There are a lot of smart people about, but only Neuhaus could have launched First Things and made it the standard of Christian journalism that it is.

I disagreed with some of Neuhaus’s most cherished principles. Long ago, I wrote a critique of The Naked Public Square challenging Neuhaus’s advocacy of an American civil religion, and I’ve also attacked the natural law theory of Neuhaus’s beloved John Courtney Murray. I did not find Neuhaus’s defenses of Roman Catholicism convincing either.

But on many of the major battles of his lifetime he was not only on the right but in the right. He was right in marching for racial justice and right again in opposing affirmative action, right in defending the unborn, right in opposing the wide-ranging post-1960s movement for sexual liberation, right in defending freedom in politics and economics, right in attacking the naked public square, right in striving to ground it all in the gospel proclamation of the kingdom of Jesus. He changed collars and traditions, but he retained the evangelical heart of his Lutheran heritage.

I met him only once, back in the early 1990s. I had written a couple of pieces for First Things and got an undesered invitation to a conference sponsored by the magazine. I’m sure Neuhaus said more to me, but what I remember him saying, when I introduced myself, is, “I thought you were older.” I have always suspected that my occasional presence in First Things is a case of mistaken identity.

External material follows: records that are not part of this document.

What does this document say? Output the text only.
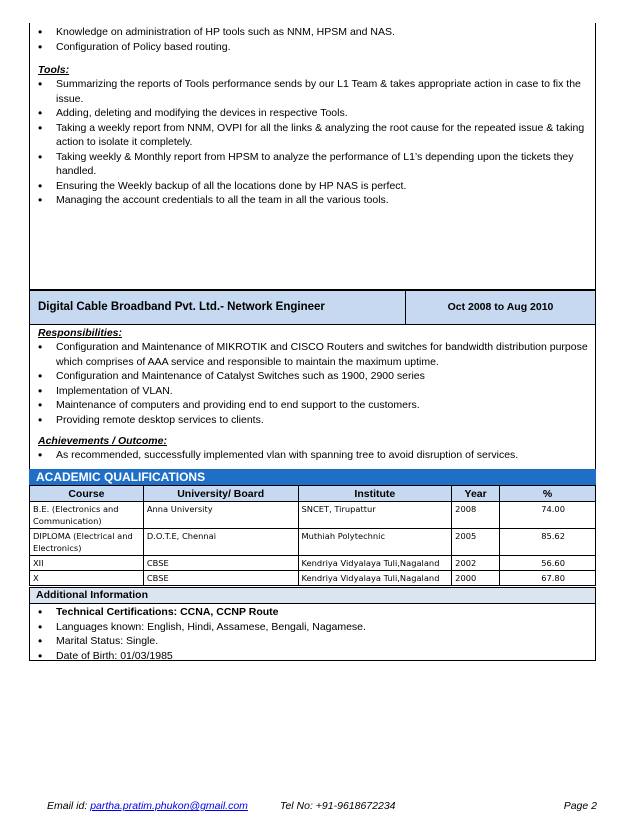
• Knowledge on administration of HP tools such as NNM, HPSM and NAS.
• Configuration of Policy based routing.
Tools:
• Summarizing the reports of Tools performance sends by our L1 Team & takes appropriate action in case to fix the issue.
• Adding, deleting and modifying the devices in respective Tools.
• Taking a weekly report from NNM, OVPI for all the links & analyzing the root cause for the repeated issue & taking action to isolate it completely.
• Taking weekly & Monthly report from HPSM to analyze the performance of L1’s depending upon the tickets they handled.
• Ensuring the Weekly backup of all the locations done by HP NAS is perfect.
• Managing the account credentials to all the team in all the various tools.
Digital Cable Broadband Pvt. Ltd.- Network Engineer	Oct 2008 to Aug 2010
Responsibilities:
• Configuration and Maintenance of MIKROTIK and CISCO Routers and switches for bandwidth distribution purpose which comprises of AAA service and responsible to maintain the maximum uptime.
• Configuration and Maintenance of Catalyst Switches such as 1900, 2900 series
• Implementation of VLAN.
• Maintenance of computers and providing end to end support to the customers.
• Providing remote desktop services to clients.
Achievements / Outcome:
• As recommended, successfully implemented vlan with spanning tree to avoid disruption of services.
ACADEMIC QUALIFICATIONS
Course	University/ Board	Institute	Year	%
B.E. (Electronics and Communication)	Anna University	SNCET, Tirupattur	2008	74.00
DIPLOMA (Electrical and Electronics)	D.O.T.E, Chennai	Muthiah Polytechnic	2005	85.62
XII	CBSE	Kendriya Vidyalaya Tuli,Nagaland	2002	56.60
X	CBSE	Kendriya Vidyalaya Tuli,Nagaland	2000	67.80
Additional Information
• Technical Certifications: CCNA, CCNP Route
• Languages known: English, Hindi, Assamese, Bengali, Nagamese.
• Marital Status: Single.
• Date of Birth: 01/03/1985
Email id: partha.pratim.phukon@gmail.com	Tel No: +91-9618672234	Page 2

I have also surmised from a distance that Neuhaus remained above all a pastor. The world was his parish, though in a different sense than John Wesley. Yet, he also seems to have attended to small things. I have only one piece of concrete evidence, but it is telling. Shortly after Emma, my second daughter and seventh child, was born, I received a brief letter from Neuhaus. Somehow he had caught wind of Emma’s birth, and wrote to commend me for being part of the reproductive revolution and to suggest whimsically that with a name like “Emma Christine Leithart,” my daughter should be a heroine of a romance novel.

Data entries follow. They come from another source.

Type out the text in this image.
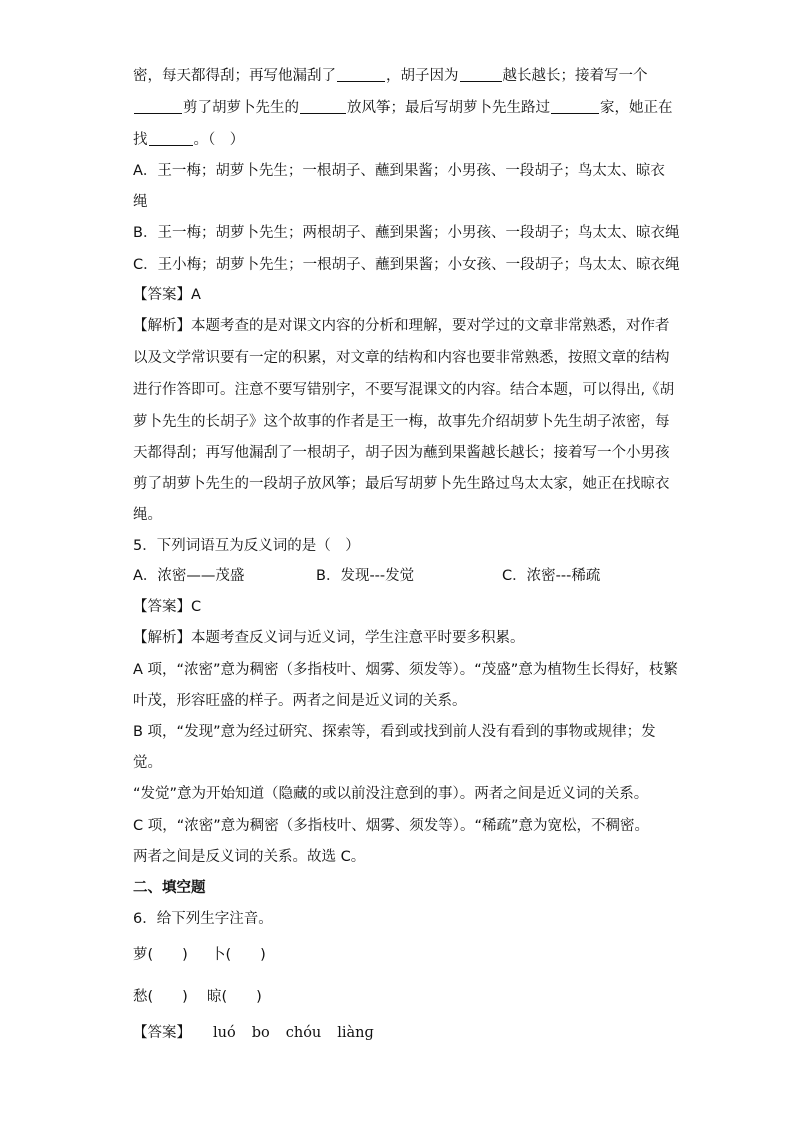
密，每天都得刮；再写他漏刮了	，胡子因为	越长越长；接着写一个
剪了胡萝卜先生的	放风筝；最后写胡萝卜先生路过	家，她正在
找	。（　）
A．王一梅；胡萝卜先生；一根胡子、蘸到果酱；小男孩、一段胡子；鸟太太、晾衣
绳
B．王一梅；胡萝卜先生；两根胡子、蘸到果酱；小男孩、一段胡子；鸟太太、晾衣绳
C．王小梅；胡萝卜先生；一根胡子、蘸到果酱；小女孩、一段胡子；鸟太太、晾衣绳
【答案】A
【解析】本题考查的是对课文内容的分析和理解，要对学过的文章非常熟悉，对作者
以及文学常识要有一定的积累，对文章的结构和内容也要非常熟悉，按照文章的结构
进行作答即可。注意不要写错别字，不要写混课文的内容。结合本题，可以得出,《胡
萝卜先生的长胡子》这个故事的作者是王一梅，故事先介绍胡萝卜先生胡子浓密，每
天都得刮；再写他漏刮了一根胡子，胡子因为蘸到果酱越长越长；接着写一个小男孩
剪了胡萝卜先生的一段胡子放风筝；最后写胡萝卜先生路过鸟太太家，她正在找晾衣
绳。
5．下列词语互为反义词的是（　）
A．浓密——茂盛	B．发现---发觉	C．浓密---稀疏
【答案】C
【解析】本题考查反义词与近义词，学生注意平时要多积累。
A 项，“浓密”意为稠密（多指枝叶、烟雾、须发等）。“茂盛”意为植物生长得好，枝繁
叶茂，形容旺盛的样子。两者之间是近义词的关系。
B 项，“发现”意为经过研究、探索等，看到或找到前人没有看到的事物或规律；发
觉。
“发觉”意为开始知道（隐藏的或以前没注意到的事）。两者之间是近义词的关系。
C 项，“浓密”意为稠密（多指枝叶、烟雾、须发等）。“稀疏”意为宽松，不稠密。
两者之间是反义词的关系。故选 C。
二、填空题
6．给下列生字注音。
萝(　　) 卜(　　)
愁(　　) 晾(　　)
【答案】 luó bo chóu liànɡ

I’ll remember Neuhaus’s entertaining writing, always informative and challenging even when I disagreed. I am grateful for the massive contributions Neuhaus and his circle have made to the formation of American public culture, especially among Christians.

But my main impression of Neuhaus will be of a public man, busy with Presidents and Popes, who took a moment to celebrate the birth of a child he never knew.